BPaLM Regimen for MDR-TB
The BPaLM regimen (Bedaquiline, Pretomanid, Linezolid, and Moxifloxacin) is strongly recommended as the preferred 6-month treatment for multidrug-resistant/rifampicin-resistant tuberculosis (MDR/RR-TB) over longer regimens, based on superior treatment success rates and reduced risk of treatment failure or recurrence. 1
Composition and Duration
The BPaLM regimen consists of:
- Bedaquiline: 400 mg once daily for 2 weeks, followed by 200 mg three times weekly
- Pretomanid: 200 mg once daily
- Linezolid: 600 mg once daily for 26 weeks (preferred dosage)
- Moxifloxacin: Standard dose daily
Treatment duration is standardized to 6 months (26 weeks) for the complete regimen.
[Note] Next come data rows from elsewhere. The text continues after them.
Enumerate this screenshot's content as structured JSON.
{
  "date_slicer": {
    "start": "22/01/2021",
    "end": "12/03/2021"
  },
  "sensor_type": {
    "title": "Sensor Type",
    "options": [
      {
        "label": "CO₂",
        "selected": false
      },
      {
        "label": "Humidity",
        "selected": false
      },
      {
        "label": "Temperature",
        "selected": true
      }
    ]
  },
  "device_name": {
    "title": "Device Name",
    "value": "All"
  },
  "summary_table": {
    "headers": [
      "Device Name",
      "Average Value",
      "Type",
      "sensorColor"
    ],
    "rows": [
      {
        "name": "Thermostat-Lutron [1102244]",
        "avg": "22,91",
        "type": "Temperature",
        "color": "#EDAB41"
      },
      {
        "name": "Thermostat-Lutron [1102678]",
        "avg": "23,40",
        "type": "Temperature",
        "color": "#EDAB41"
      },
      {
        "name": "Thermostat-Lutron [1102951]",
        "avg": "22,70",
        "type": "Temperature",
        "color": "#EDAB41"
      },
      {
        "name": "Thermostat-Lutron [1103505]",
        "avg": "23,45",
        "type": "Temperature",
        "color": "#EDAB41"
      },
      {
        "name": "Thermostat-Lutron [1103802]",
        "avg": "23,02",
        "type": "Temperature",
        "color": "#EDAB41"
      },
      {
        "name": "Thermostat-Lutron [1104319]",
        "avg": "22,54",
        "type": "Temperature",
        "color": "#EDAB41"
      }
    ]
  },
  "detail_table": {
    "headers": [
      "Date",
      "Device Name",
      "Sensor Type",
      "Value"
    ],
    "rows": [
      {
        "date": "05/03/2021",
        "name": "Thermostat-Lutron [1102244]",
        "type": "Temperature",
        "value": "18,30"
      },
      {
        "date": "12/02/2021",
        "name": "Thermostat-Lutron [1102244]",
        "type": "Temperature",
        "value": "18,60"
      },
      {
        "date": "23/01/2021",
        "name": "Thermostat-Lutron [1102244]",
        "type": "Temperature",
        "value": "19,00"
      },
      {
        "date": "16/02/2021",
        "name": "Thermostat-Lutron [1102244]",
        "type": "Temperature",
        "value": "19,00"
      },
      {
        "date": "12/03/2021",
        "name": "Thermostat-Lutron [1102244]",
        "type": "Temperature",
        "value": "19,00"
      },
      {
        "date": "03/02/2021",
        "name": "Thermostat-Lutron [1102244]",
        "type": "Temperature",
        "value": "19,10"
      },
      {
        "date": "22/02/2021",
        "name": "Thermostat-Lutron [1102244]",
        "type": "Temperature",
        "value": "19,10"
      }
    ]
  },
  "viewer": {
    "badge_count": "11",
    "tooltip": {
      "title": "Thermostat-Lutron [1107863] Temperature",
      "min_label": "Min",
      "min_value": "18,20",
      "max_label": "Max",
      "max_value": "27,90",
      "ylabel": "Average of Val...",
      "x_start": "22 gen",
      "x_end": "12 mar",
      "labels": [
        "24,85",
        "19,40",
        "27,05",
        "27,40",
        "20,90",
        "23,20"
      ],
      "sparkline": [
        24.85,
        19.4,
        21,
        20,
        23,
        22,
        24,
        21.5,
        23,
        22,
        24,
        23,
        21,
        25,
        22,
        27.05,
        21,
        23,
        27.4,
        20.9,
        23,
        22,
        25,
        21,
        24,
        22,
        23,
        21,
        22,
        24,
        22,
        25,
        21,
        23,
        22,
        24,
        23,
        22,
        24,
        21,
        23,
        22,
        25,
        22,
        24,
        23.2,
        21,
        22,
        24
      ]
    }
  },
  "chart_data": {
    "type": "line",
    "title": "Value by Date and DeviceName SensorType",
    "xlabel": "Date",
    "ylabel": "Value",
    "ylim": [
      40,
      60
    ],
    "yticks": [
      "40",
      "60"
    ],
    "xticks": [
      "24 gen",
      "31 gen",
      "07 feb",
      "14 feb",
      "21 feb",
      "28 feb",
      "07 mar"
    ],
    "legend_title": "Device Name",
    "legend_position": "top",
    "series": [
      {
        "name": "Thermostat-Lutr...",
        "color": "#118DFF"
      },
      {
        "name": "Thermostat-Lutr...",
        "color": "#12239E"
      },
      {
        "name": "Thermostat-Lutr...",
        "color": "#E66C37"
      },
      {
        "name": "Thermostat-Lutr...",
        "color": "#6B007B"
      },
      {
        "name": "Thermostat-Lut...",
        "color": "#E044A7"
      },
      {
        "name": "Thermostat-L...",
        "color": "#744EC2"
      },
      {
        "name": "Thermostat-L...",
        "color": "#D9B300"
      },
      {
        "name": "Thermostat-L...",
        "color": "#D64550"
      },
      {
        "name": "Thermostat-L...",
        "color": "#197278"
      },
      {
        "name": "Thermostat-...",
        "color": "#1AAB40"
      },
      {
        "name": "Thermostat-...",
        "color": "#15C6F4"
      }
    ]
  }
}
If fluoroquinolone resistance is detected after starting BPaLM, moxifloxacin should be discontinued and the regimen continued as BPaL (without moxifloxacin) 1. For BPaL regimens, extension to 9 months (39 weeks) may be considered if sputum cultures remain positive between months 4 and 6 1.
Indications and Patient Selection
BPaLM is indicated for:
- MDR/RR-TB patients without fluoroquinolone resistance
- Patients with pre-extensively drug-resistant TB (fluoroquinolone-resistant) can receive BPaL (without moxifloxacin)
- Patients with extensive pulmonary TB
- Most extrapulmonary TB (except CNS, miliary, and osteoarticular TB)
- People living with HIV
The regimen is not appropriate for:
- Patients with extensively drug-resistant TB
- Children under 14 years of age
- Pregnant or breastfeeding women
- Patients with TB involving the central nervous system, miliary TB, or osteoarticular TB
- Patients with prior exposure (>1 month) to bedaquiline, pretomanid, or linezolid unless resistance to these drugs is ruled out 1
Evidence Base and Rationale
The BPaLM recommendation is based on the TB-PRACTECAL and ZeNix randomized controlled trials, which demonstrated:
- Higher treatment success rates
- Fewer treatment failures or recurrences
- Less emerging drug resistance
- Manageable adverse events profile compared to longer regimens 1
Recent real-world data from Belarus and Uzbekistan confirms these findings, showing 95.3% treatment success in non-trial settings for MDR/RR-TB patients treated with BPaLM 2.
Monitoring and Management of Adverse Events
Common adverse events requiring monitoring:
Linezolid-related:
Bedaquiline-related:
- QTc prolongation (requires ECG monitoring)
- Patients with cardiac disease or taking other QTc-prolonging medications require close monitoring 1
General considerations:
- Patients with BMI <17 require close monitoring
- Those with pre-existing peripheral neuropathy (grade III-IV) or low hemoglobin/platelet counts may benefit from linezolid-sparing regimens 1
Important Clinical Considerations
- Drug susceptibility testing for fluoroquinolones is strongly encouraged but should not delay treatment initiation 1
- Missed doses should be avoided; 26 weeks of prescribed doses should be completed within an overall period of 7 months 1
- If resistance to bedaquiline, linezolid, or pretomanid is confirmed or suspected, the BPaLM/BPaL regimen should be stopped, and patients referred for a longer individualized regimen 1
- Pretomanid is only FDA-approved for use in combination with bedaquiline and linezolid, not as part of other regimens 4
- Directly observed therapy (DOT) is recommended for administration of the complete regimen 4
Alternative Regimens
For patients who cannot receive BPaLM, alternatives include:
- 9-month all-oral bedaquiline-containing regimen (for fluoroquinolone-susceptible cases)
- 18-month longer individualized regimens (for extensively drug-resistant TB or when shorter regimens cannot be used) 1
Research is ongoing to develop modifications to the regimen that may reduce toxicity, such as replacing linezolid with inhaled spectinamides, though these are not yet approved for clinical use 5.